À l’occasion du lancement de l’exposition RC Louvre Mémoires Sang et Or au Louvre-Lens, le document que nous mettons aujourd’hui à l’honneur rapporte un incident survenu en 1756 à Hébuterne, lors d’une partie de choule, l’ancêtre présumé du football et du rugby.
Les faits
Cet acte rédigé le 10 mars 1756 par Charles-Louis Delporte, notaire royal établi à Pas-en-Artois, porte le nom étrange d’ "accord pour batterie". Le terme de batterie désigne ici une querelle où des coups ont été donnés. Ce texte, relativement court, rapporte un événement qui a eu lieu huit jours auparavant (le 2 mars), dans le village d’Hébuterne, attenant à la frontière picarde, au sud de l’Artois.
Lors d’une partie de choule, une dispute éclate entre plusieurs joueurs : d’un côté, Guislain-Joseph de Couin et, de l’autre, Mathieu et Éloi Grossemy.
Les esprits certainement échauffés par la compétition, l’altercation enfle et Guislain-Joseph de Couin finit par recevoir un coup de crosse à la tête, ce qui le contraint à l’alitement durant plusieurs jours.
Suite à cet incident, la victime décide de porter plainte auprès de la justice seigneuriale, avant de se raviser pour choisir une option moins longue et surtout moins onéreuse, en s’adressant au notaire de Pas-en-Artois. Un accord à l’amiable est trouvé, engageant les auteurs de la blessure à payer une somme de 275 livres pour soigner et subvenir aux besoins du blessé.

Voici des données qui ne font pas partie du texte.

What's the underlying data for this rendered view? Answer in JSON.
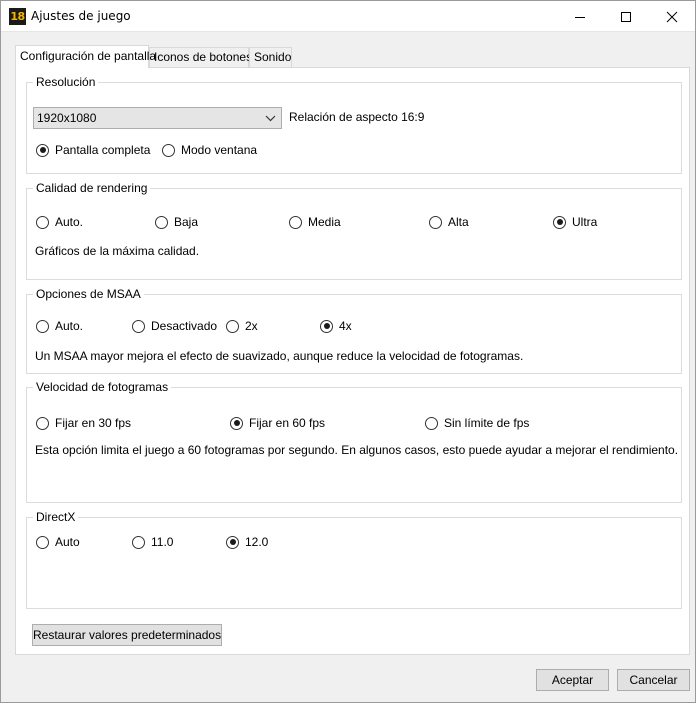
{
  "window": {
    "app_icon_text": "18",
    "title": "Ajustes de juego"
  },
  "tabs": [
    {
      "label": "Configuración de pantalla",
      "active": true
    },
    {
      "label": "Iconos de botones",
      "active": false
    },
    {
      "label": "Sonido",
      "active": false
    }
  ],
  "resolution": {
    "title": "Resolución",
    "selected": "1920x1080",
    "aspect_label": "Relación de aspecto 16:9",
    "modes": [
      {
        "label": "Pantalla completa",
        "checked": true
      },
      {
        "label": "Modo ventana",
        "checked": false
      }
    ]
  },
  "rendering": {
    "title": "Calidad de rendering",
    "options": [
      {
        "label": "Auto.",
        "checked": false
      },
      {
        "label": "Baja",
        "checked": false
      },
      {
        "label": "Media",
        "checked": false
      },
      {
        "label": "Alta",
        "checked": false
      },
      {
        "label": "Ultra",
        "checked": true
      }
    ],
    "description": "Gráficos de la máxima calidad."
  },
  "msaa": {
    "title": "Opciones de MSAA",
    "options": [
      {
        "label": "Auto.",
        "checked": false
      },
      {
        "label": "Desactivado",
        "checked": false
      },
      {
        "label": "2x",
        "checked": false
      },
      {
        "label": "4x",
        "checked": true
      }
    ],
    "description": "Un MSAA mayor mejora el efecto de suavizado, aunque reduce la velocidad de fotogramas."
  },
  "framerate": {
    "title": "Velocidad de fotogramas",
    "options": [
      {
        "label": "Fijar en 30 fps",
        "checked": false
      },
      {
        "label": "Fijar en 60 fps",
        "checked": true
      },
      {
        "label": "Sin límite de fps",
        "checked": false
      }
    ],
    "description": "Esta opción limita el juego a 60 fotogramas por segundo. En algunos casos, esto puede ayudar a mejorar el rendimiento."
  },
  "directx": {
    "title": "DirectX",
    "options": [
      {
        "label": "Auto",
        "checked": false
      },
      {
        "label": "11.0",
        "checked": false
      },
      {
        "label": "12.0",
        "checked": true
      }
    ]
  },
  "buttons": {
    "restore": "Restaurar valores predeterminados",
    "accept": "Aceptar",
    "cancel": "Cancelar"
  },
  "icons": {
    "minimize": "minimize-icon",
    "maximize": "maximize-icon",
    "close": "close-icon",
    "dropdown": "chevron-down-icon"
  }
}
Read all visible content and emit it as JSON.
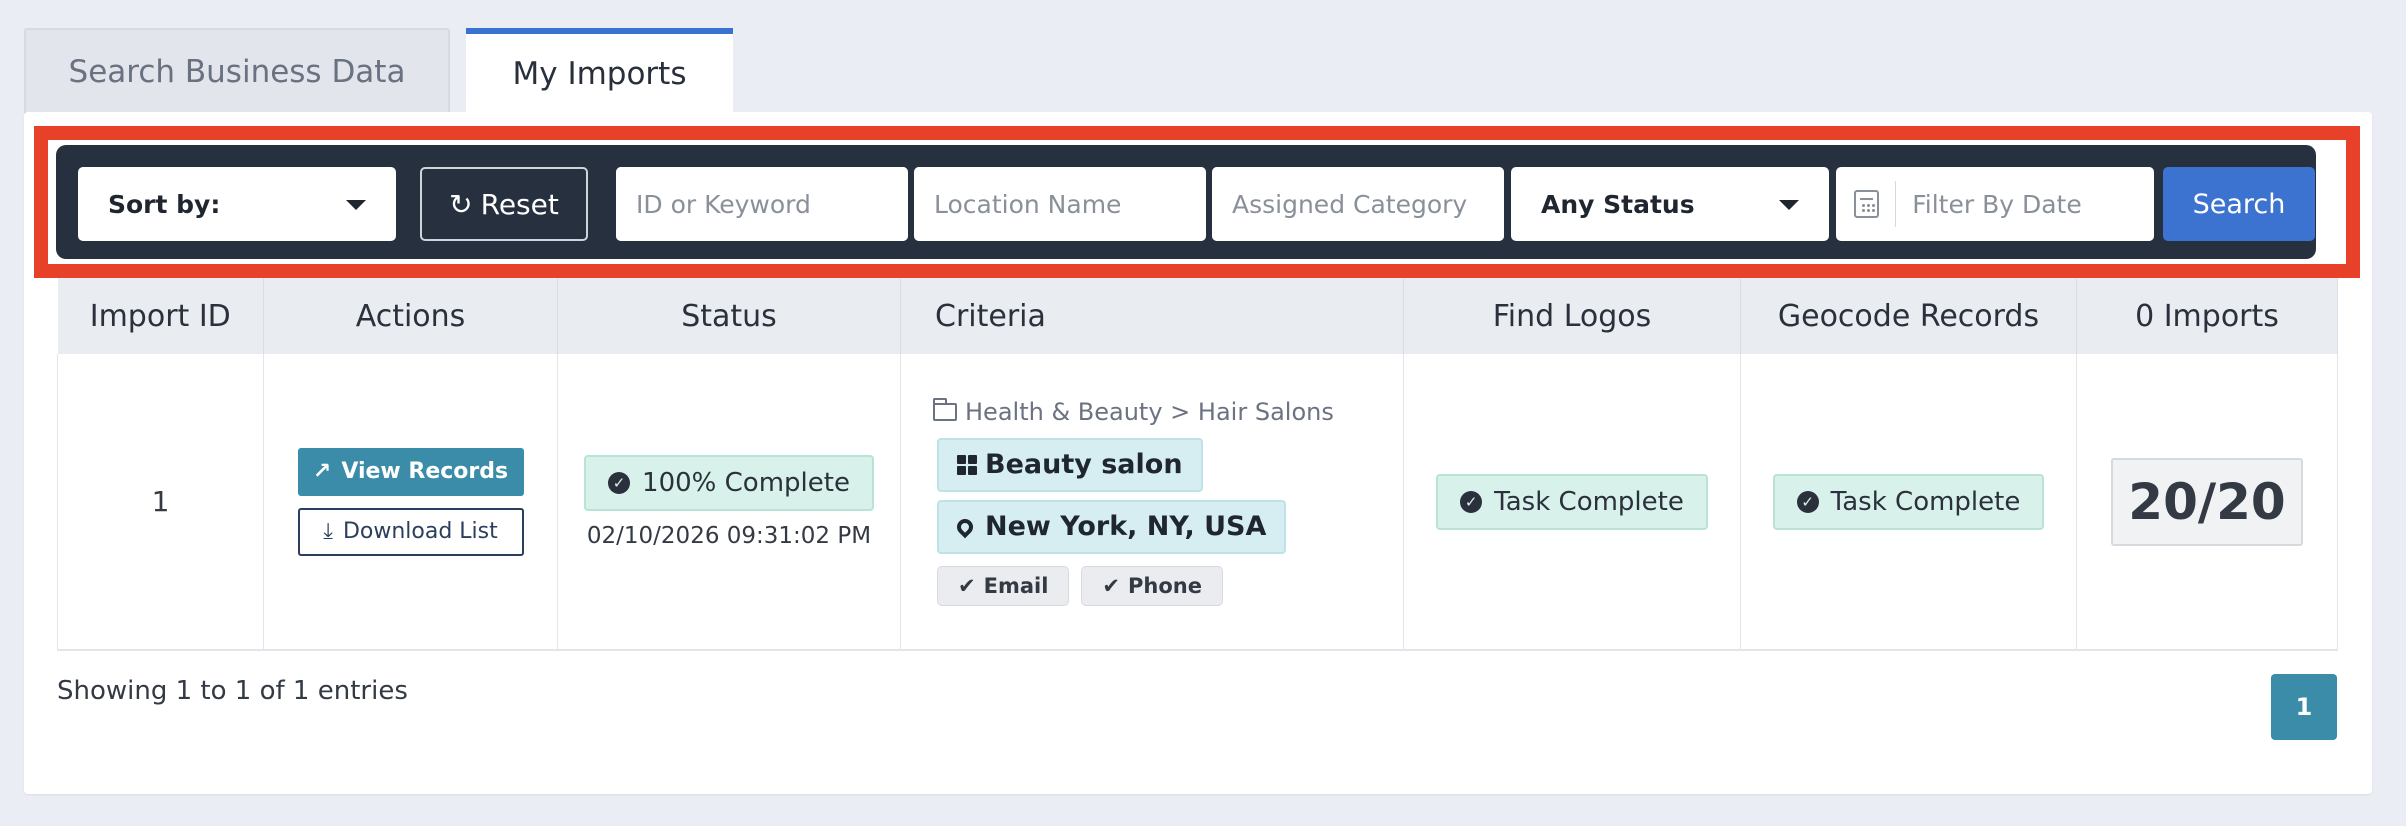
{
  "tabs": [
    {
      "label": "Search Business Data",
      "active": false
    },
    {
      "label": "My Imports",
      "active": true
    }
  ],
  "filters": {
    "sort_label": "Sort by:",
    "reset_label": "Reset",
    "keyword_placeholder": "ID or Keyword",
    "location_placeholder": "Location Name",
    "category_placeholder": "Assigned Category",
    "status_label": "Any Status",
    "date_placeholder": "Filter By Date",
    "search_label": "Search"
  },
  "table": {
    "headers": [
      "Import ID",
      "Actions",
      "Status",
      "Criteria",
      "Find Logos",
      "Geocode Records",
      "0 Imports"
    ],
    "rows": [
      {
        "import_id": "1",
        "view_label": "View Records",
        "download_label": "Download List",
        "status": "100% Complete",
        "status_date": "02/10/2026 09:31:02 PM",
        "criteria_path": "Health & Beauty > Hair Salons",
        "criteria_category": "Beauty salon",
        "criteria_location": "New York, NY, USA",
        "criteria_email": "Email",
        "criteria_phone": "Phone",
        "find_logos": "Task Complete",
        "geocode": "Task Complete",
        "imports": "20/20"
      }
    ]
  },
  "footer": {
    "entries_text": "Showing 1 to 1 of 1 entries",
    "current_page": "1"
  },
  "colors": {
    "accent": "#3c72d0",
    "highlight": "#e8412a",
    "filterbar_bg": "#27303f",
    "teal": "#3a8ca8"
  }
}
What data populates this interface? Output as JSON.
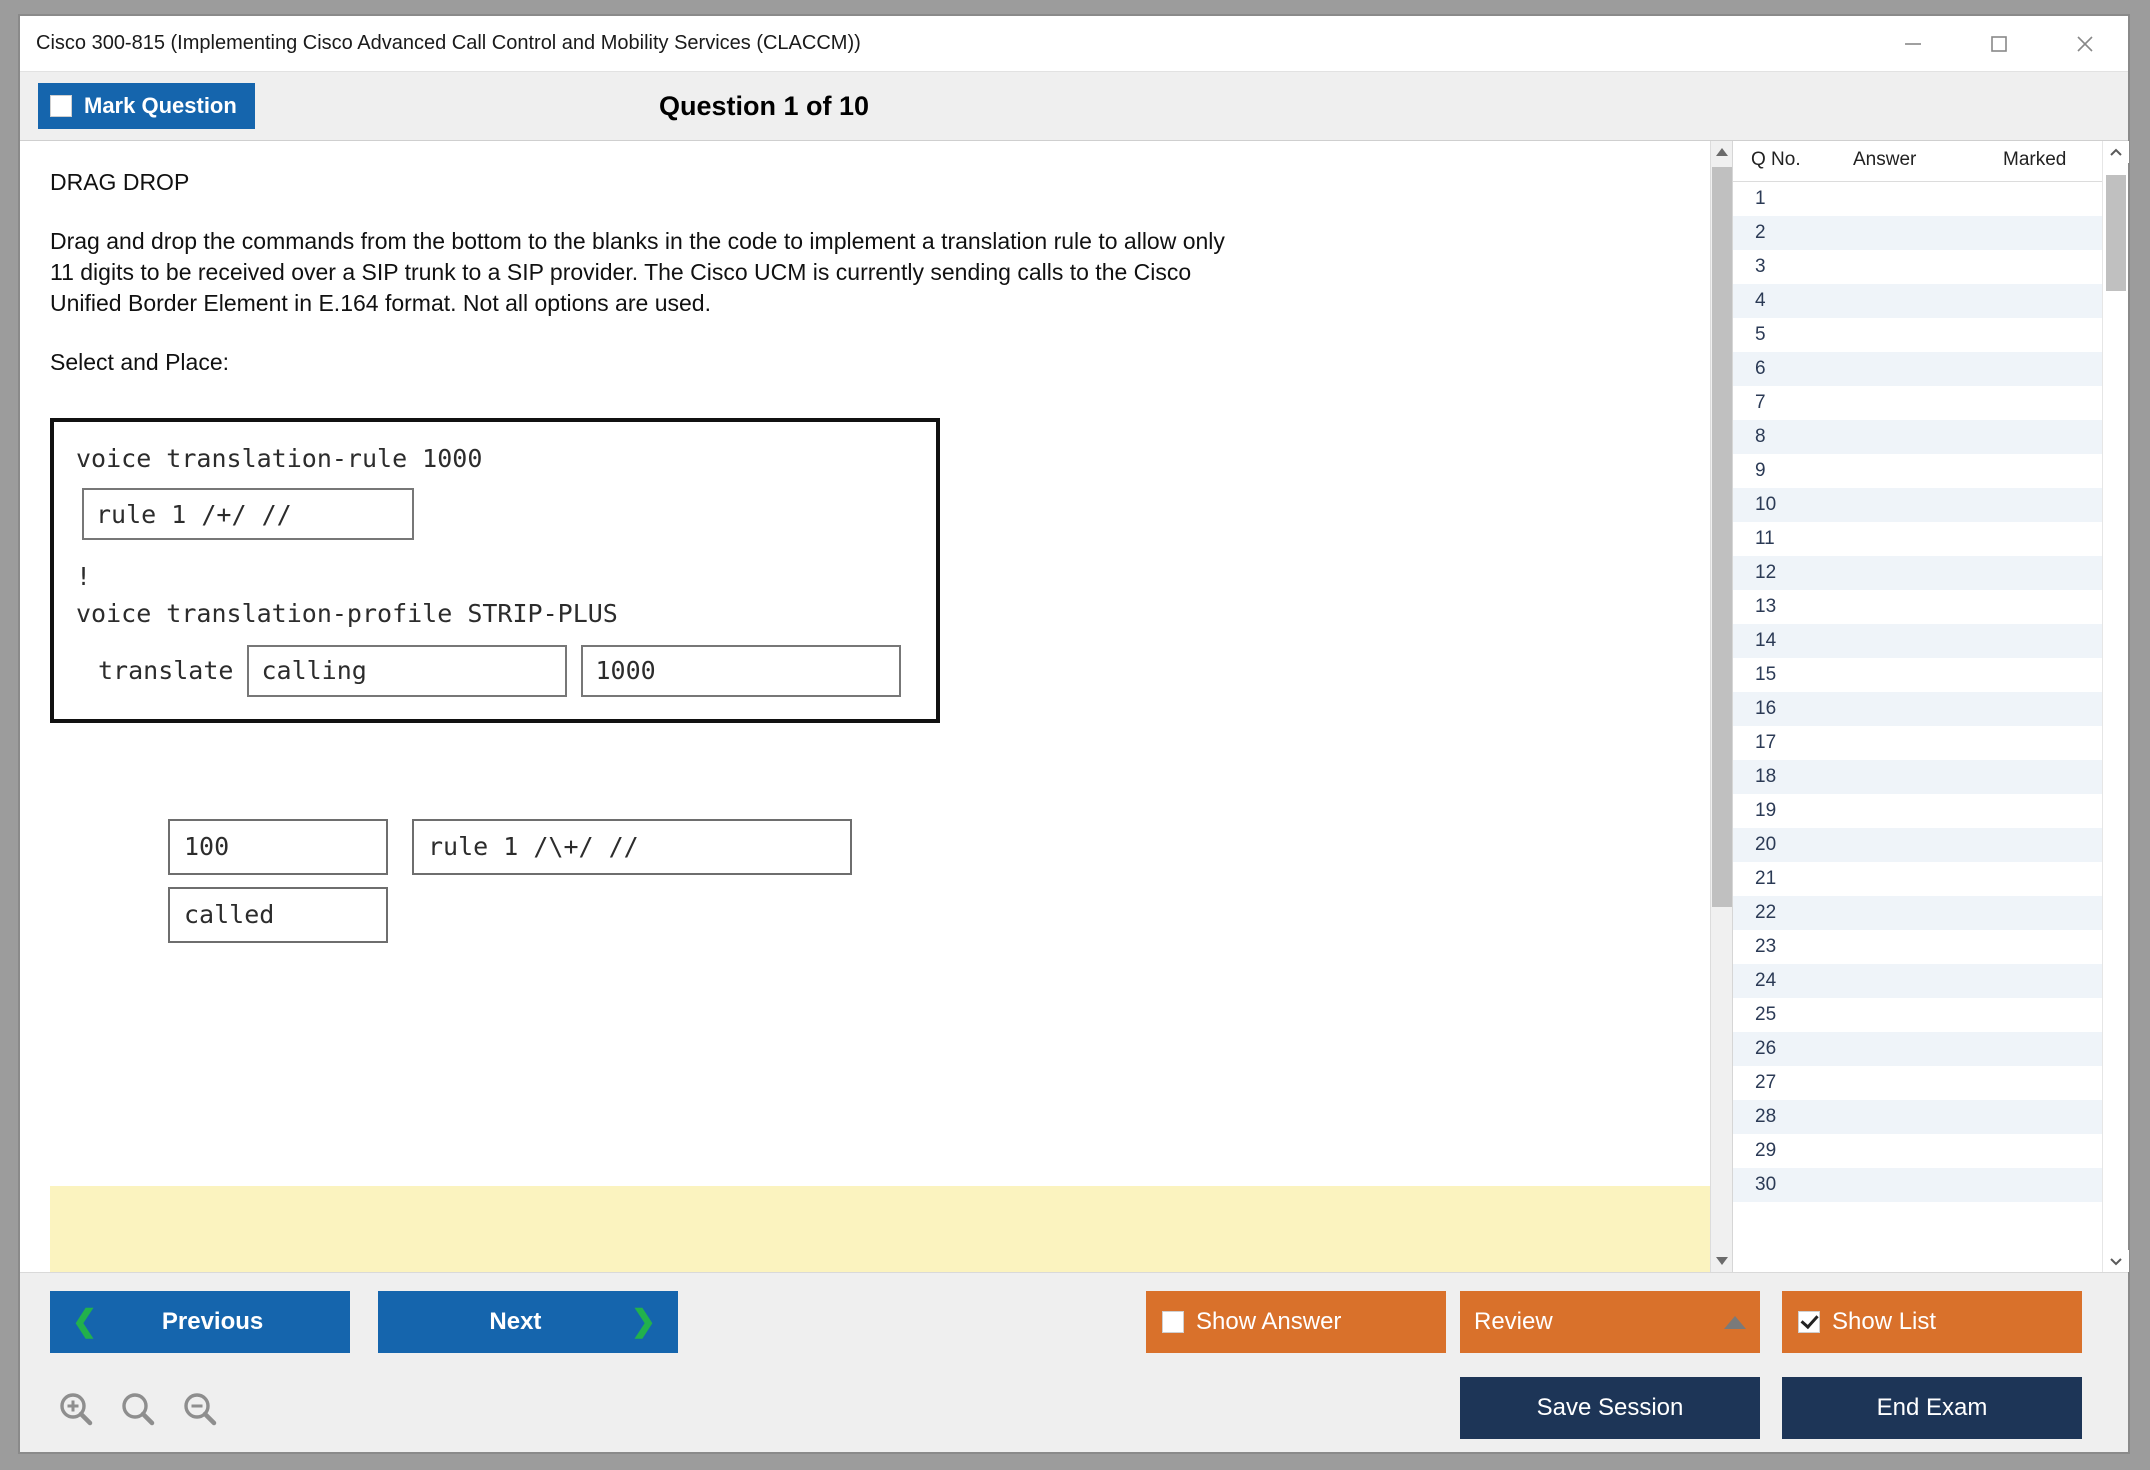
{
  "window": {
    "title": "Cisco 300-815 (Implementing Cisco Advanced Call Control and Mobility Services (CLACCM))",
    "controls": {
      "minimize": "minimize-icon",
      "maximize": "maximize-icon",
      "close": "close-icon"
    }
  },
  "toolbar": {
    "mark_question_label": "Mark Question",
    "mark_question_checked": false,
    "question_counter": "Question 1 of 10"
  },
  "question": {
    "type": "DRAG DROP",
    "prompt": "Drag and drop the commands from the bottom to the blanks in the code to implement a translation rule to allow only 11 digits to be received over a SIP trunk to a SIP provider. The Cisco UCM is currently sending calls to the Cisco Unified Border Element in E.164 format. Not all options are used.",
    "subtitle": "Select and Place:",
    "code": {
      "line1": "voice translation-rule 1000",
      "slot_rule": "rule 1 /+/ //",
      "line_bang": "!",
      "line2": "voice translation-profile STRIP-PLUS",
      "translate_label": "translate",
      "slot_calling": "calling",
      "slot_1000": "1000"
    },
    "options": [
      {
        "label": "100"
      },
      {
        "label": "rule 1 /\\+/ //"
      },
      {
        "label": "called"
      }
    ]
  },
  "list_panel": {
    "columns": [
      "Q No.",
      "Answer",
      "Marked"
    ],
    "rows": [
      {
        "qno": "1",
        "answer": "",
        "marked": ""
      },
      {
        "qno": "2",
        "answer": "",
        "marked": ""
      },
      {
        "qno": "3",
        "answer": "",
        "marked": ""
      },
      {
        "qno": "4",
        "answer": "",
        "marked": ""
      },
      {
        "qno": "5",
        "answer": "",
        "marked": ""
      },
      {
        "qno": "6",
        "answer": "",
        "marked": ""
      },
      {
        "qno": "7",
        "answer": "",
        "marked": ""
      },
      {
        "qno": "8",
        "answer": "",
        "marked": ""
      },
      {
        "qno": "9",
        "answer": "",
        "marked": ""
      },
      {
        "qno": "10",
        "answer": "",
        "marked": ""
      },
      {
        "qno": "11",
        "answer": "",
        "marked": ""
      },
      {
        "qno": "12",
        "answer": "",
        "marked": ""
      },
      {
        "qno": "13",
        "answer": "",
        "marked": ""
      },
      {
        "qno": "14",
        "answer": "",
        "marked": ""
      },
      {
        "qno": "15",
        "answer": "",
        "marked": ""
      },
      {
        "qno": "16",
        "answer": "",
        "marked": ""
      },
      {
        "qno": "17",
        "answer": "",
        "marked": ""
      },
      {
        "qno": "18",
        "answer": "",
        "marked": ""
      },
      {
        "qno": "19",
        "answer": "",
        "marked": ""
      },
      {
        "qno": "20",
        "answer": "",
        "marked": ""
      },
      {
        "qno": "21",
        "answer": "",
        "marked": ""
      },
      {
        "qno": "22",
        "answer": "",
        "marked": ""
      },
      {
        "qno": "23",
        "answer": "",
        "marked": ""
      },
      {
        "qno": "24",
        "answer": "",
        "marked": ""
      },
      {
        "qno": "25",
        "answer": "",
        "marked": ""
      },
      {
        "qno": "26",
        "answer": "",
        "marked": ""
      },
      {
        "qno": "27",
        "answer": "",
        "marked": ""
      },
      {
        "qno": "28",
        "answer": "",
        "marked": ""
      },
      {
        "qno": "29",
        "answer": "",
        "marked": ""
      },
      {
        "qno": "30",
        "answer": "",
        "marked": ""
      }
    ]
  },
  "footer": {
    "previous_label": "Previous",
    "next_label": "Next",
    "show_answer_label": "Show Answer",
    "show_answer_checked": false,
    "review_label": "Review",
    "show_list_label": "Show List",
    "show_list_checked": true,
    "save_session_label": "Save Session",
    "end_exam_label": "End Exam",
    "zoom_tools": [
      "zoom-in-icon",
      "zoom-reset-icon",
      "zoom-out-icon"
    ]
  },
  "colors": {
    "primary_blue": "#1565ad",
    "orange": "#d9712b",
    "navy": "#1d3557",
    "green_chevron": "#22b14c",
    "yellow_banner": "#fbf3bf",
    "row_alt": "#eff4f9"
  }
}
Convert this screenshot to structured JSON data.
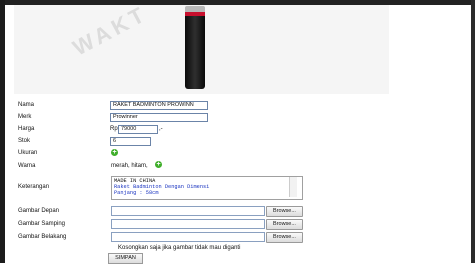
{
  "product_image": {
    "watermark_text": "WAKT",
    "icon": "badminton-racket-handle"
  },
  "form": {
    "nama": {
      "label": "Nama",
      "value": "RAKET BADMINTON PROWINN"
    },
    "merk": {
      "label": "Merk",
      "value": "Prowinner"
    },
    "harga": {
      "label": "Harga",
      "prefix": "Rp",
      "value": "79000",
      "suffix": ",-"
    },
    "stok": {
      "label": "Stok",
      "value": "6"
    },
    "ukuran": {
      "label": "Ukuran"
    },
    "warna": {
      "label": "Warna",
      "value": "merah, hitam,"
    },
    "keterangan": {
      "label": "Keterangan",
      "line1": "MADE IN CHINA",
      "line2": "Raket Badminton Dengan Dimensi",
      "line3": "Panjang : 58cm"
    },
    "gambar_depan": {
      "label": "Gambar Depan",
      "browse_label": "Browse..."
    },
    "gambar_samping": {
      "label": "Gambar Samping",
      "browse_label": "Browse..."
    },
    "gambar_belakang": {
      "label": "Gambar Belakang",
      "browse_label": "Browse..."
    },
    "hint": "Kosongkan saja jika gambar tidak mau diganti",
    "submit_label": "SIMPAN"
  },
  "colors": {
    "add_button": "#3fae2a",
    "textarea_link": "#1a34c0",
    "racket_band": "#c8102e"
  }
}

Les archives nous donnent, malheureusement peu de renseignements sur les différents protagonistes. Il s’agit certainement de jeunes gens, n’ayant pas atteint la majorité civile, alors fixée à 25 ans, car ils sont représentés par leurs tuteurs. Nous savons aussi que la victime, Guislain-Joseph de Couin, est orphelin, ayant perdu ses parents en 1749 et 1750 [ note 1].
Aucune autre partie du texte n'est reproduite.